Launched at the National Library by the Governor General Dame Silvia Cartwright on 22 May, Joseph’s Story highlights the emotions and worries that children experience when their family life is disrupted and they are placed in the care of strangers. The focus is on Joseph coping with emotions and feelings which he does not understand.
Adults often make important and well meaning decisions on behalf of children at risk. These decisions are usually necessary for the safety of children. But how is all of this viewed by the child? The reader sees, through Joseph’s eyes, his mother struggling with her problems and his relatives’ attempts to help until eventually he is placed with a foster family.

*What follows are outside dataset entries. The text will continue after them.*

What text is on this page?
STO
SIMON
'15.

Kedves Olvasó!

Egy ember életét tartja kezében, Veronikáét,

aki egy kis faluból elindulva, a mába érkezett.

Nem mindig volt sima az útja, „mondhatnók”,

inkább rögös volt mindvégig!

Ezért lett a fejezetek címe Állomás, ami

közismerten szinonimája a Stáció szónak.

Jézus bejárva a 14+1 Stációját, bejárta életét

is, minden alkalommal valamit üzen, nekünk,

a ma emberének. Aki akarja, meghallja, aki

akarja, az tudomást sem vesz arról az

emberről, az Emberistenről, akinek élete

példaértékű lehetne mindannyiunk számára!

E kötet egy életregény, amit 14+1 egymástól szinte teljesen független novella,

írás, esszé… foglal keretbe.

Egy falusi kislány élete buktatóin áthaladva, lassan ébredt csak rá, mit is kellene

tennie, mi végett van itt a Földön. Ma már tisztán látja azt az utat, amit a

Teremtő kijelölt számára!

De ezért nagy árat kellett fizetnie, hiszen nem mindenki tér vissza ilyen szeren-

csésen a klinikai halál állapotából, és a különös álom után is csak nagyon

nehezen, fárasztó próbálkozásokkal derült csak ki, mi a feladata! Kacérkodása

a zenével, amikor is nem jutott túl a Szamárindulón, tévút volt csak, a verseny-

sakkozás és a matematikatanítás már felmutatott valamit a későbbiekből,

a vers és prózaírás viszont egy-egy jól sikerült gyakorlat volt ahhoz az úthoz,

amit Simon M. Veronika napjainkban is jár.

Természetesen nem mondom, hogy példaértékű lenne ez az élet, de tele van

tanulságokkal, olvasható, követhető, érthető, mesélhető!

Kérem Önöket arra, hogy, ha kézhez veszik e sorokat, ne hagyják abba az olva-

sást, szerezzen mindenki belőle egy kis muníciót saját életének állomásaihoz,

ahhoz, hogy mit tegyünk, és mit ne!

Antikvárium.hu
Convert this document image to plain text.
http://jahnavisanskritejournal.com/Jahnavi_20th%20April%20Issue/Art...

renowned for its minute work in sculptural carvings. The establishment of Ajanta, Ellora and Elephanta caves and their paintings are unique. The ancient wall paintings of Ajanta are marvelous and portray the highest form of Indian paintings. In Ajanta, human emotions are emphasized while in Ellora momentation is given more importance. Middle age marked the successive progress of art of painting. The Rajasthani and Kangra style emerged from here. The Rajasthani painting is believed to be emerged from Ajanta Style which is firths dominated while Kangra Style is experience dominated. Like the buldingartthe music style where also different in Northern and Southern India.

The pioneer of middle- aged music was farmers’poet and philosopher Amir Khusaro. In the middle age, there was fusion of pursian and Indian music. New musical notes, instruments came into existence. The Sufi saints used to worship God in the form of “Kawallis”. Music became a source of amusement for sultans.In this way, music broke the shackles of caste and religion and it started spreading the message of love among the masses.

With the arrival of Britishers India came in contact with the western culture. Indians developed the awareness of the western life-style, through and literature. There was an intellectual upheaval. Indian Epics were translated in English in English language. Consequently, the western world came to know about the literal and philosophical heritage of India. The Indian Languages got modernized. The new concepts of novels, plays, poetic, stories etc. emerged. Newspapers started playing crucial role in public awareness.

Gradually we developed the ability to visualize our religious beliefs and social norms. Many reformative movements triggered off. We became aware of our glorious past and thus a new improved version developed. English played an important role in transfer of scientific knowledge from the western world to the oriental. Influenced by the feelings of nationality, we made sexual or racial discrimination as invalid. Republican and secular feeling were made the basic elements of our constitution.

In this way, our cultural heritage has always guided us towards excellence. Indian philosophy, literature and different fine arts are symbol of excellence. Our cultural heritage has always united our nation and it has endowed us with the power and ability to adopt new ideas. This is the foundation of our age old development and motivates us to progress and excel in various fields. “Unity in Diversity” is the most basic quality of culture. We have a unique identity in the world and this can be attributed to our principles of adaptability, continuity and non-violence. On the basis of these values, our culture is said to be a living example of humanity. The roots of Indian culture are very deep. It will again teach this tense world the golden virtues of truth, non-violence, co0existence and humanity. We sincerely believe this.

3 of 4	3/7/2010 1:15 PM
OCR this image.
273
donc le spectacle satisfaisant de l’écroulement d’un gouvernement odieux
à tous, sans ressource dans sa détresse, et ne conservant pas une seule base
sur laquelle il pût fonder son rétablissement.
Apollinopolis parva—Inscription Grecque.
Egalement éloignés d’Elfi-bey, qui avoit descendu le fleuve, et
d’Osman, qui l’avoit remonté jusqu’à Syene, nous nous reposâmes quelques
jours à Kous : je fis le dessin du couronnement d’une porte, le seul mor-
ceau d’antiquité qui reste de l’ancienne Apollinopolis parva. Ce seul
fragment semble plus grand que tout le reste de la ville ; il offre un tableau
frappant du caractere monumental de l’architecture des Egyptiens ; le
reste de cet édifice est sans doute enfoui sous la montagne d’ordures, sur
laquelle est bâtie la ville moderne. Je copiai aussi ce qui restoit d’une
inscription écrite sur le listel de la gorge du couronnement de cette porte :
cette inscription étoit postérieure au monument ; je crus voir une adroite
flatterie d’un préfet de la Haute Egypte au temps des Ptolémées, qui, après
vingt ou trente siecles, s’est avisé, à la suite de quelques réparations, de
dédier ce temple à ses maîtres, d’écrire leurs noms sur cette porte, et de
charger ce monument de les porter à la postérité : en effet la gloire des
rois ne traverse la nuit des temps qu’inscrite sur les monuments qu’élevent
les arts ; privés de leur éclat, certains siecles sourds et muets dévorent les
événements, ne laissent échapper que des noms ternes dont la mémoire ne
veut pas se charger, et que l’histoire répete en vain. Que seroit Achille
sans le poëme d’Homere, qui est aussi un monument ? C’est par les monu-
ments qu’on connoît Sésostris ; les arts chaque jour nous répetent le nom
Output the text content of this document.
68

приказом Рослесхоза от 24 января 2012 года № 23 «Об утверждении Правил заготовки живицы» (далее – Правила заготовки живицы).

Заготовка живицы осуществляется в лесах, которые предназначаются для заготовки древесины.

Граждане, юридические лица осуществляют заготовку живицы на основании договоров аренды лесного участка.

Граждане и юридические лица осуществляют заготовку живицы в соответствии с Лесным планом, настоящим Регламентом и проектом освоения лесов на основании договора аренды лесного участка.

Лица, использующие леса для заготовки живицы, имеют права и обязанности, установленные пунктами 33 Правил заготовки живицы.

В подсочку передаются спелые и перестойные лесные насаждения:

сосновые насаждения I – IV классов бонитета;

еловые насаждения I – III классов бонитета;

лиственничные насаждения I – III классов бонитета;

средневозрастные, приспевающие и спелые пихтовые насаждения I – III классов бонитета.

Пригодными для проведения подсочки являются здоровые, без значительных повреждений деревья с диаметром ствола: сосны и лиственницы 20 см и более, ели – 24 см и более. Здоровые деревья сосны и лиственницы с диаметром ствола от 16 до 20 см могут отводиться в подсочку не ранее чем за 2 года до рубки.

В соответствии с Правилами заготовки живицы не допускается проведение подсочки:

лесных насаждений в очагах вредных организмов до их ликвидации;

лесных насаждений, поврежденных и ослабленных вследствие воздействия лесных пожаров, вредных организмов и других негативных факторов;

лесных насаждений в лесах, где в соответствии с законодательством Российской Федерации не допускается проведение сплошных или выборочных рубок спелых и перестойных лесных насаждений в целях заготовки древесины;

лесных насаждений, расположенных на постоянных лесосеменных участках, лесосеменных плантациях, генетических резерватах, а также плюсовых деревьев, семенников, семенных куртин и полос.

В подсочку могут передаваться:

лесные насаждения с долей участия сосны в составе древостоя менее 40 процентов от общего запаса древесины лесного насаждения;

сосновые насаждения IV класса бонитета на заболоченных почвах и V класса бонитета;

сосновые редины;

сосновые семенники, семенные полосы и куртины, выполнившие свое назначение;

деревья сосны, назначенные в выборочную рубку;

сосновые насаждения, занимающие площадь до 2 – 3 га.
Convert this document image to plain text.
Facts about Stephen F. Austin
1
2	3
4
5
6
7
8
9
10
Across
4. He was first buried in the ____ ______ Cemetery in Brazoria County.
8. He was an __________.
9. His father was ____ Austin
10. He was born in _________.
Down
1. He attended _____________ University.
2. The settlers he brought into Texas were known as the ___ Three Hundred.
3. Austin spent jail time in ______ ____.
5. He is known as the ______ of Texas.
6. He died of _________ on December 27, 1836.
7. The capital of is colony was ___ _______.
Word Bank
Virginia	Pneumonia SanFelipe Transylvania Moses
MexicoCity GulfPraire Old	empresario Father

This is a children’s story, but one which will give adults a glimpse of the mind of a child trying to make sense of its world. Behaviour which, at first glance, may seem naughty or disruptive, will often be caused by worries or the need to be heard.
The writing is sensitive and perceptive as we would expect from an author of the stature of Joy Cowley. It is, I believe, an important contribution to a child’s understanding of an adult world. It will also help adults to understand that a child’s perspective often has a reasonable basis as well. In Joy’s own words ‘I believe that the vehicle of story empowers us all and helps us to find meaning’.